The silence was almost pregnant as each searched his or her brain for a possible answer. Finally, an oddly sympathetic Michael spoke. “I think,” he said, “all you have to do is look at the parish.”

“The parish? What’s the parish got to do with it?” Manny asked.

“Guadaloop!” Mike said in a don’t-you-understand tone. “It had gone to seed. Simpson was miserable. It was no secret that producing seminarians was the mark of a properly pastored parish. So if Simpson could produce a seminarian—even better, a priest—the Chancery might move him to a much more prestigious place.

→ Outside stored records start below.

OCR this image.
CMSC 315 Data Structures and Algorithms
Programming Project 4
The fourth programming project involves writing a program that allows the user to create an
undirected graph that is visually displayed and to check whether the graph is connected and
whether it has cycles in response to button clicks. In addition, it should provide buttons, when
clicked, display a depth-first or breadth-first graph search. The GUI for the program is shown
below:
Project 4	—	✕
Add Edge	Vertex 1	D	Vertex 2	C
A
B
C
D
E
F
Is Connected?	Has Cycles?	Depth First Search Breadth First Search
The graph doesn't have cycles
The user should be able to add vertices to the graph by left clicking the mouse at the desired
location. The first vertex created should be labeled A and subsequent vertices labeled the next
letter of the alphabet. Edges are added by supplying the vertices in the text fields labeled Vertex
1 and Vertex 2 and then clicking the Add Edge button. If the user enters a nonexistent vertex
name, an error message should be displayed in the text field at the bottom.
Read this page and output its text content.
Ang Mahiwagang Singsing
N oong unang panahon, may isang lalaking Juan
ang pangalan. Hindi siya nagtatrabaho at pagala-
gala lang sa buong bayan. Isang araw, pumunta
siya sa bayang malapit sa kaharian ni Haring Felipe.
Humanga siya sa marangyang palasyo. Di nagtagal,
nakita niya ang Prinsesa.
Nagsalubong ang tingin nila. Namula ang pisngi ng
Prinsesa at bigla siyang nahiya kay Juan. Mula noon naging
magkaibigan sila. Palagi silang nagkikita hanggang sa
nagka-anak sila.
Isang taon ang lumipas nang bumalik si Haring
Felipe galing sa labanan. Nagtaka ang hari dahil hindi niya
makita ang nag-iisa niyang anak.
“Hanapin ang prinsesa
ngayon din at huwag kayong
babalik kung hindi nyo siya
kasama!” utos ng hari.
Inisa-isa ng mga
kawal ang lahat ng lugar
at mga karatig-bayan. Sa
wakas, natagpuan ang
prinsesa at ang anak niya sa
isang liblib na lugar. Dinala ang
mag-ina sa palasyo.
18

Actually,” he said, almost as a side thought, “
any
other place would’ve been more prestigious than Guadaloop.

“Believe me,” he said, “in the time I worked in the Chancery, I saw lots of guys like Simpson … although, now that I think of it, none of them were as mean-spirited and manipulative as that guy—at least, not that I know of.”

“Okay,” Koesler said. “Stan gave me the skeleton of what got him into the seminary and kept him there—and in the priesthood.” He looked around at the others. “We’ve put flesh on Stan’s ordeal.” The others nodded.

“The next thing on Stan’s agenda was to get lost in the crowd, as it were, and to stay lost. He was deathly afraid that someone might stumble on the secret he was keeping so diligently. So he deliberately led a life of colorless mediocrity.”

“I’ve got to confess,” Manny said, “I did wonder about that. I always thought Stan knew more—much more—than he showed.”

“In fact,” Koesler said, “he specifically mentioned you, Manny, and your granddaughter. I can tell you now, he agreed with you totally. But he was afraid that if he solved your problem, if he went along with you—which he could have done, and which he wanted to do—he would have smashed to smithereens clear Church law. The spotlight would be on him, and he feared what might be revealed. It tore him up to refuse you.”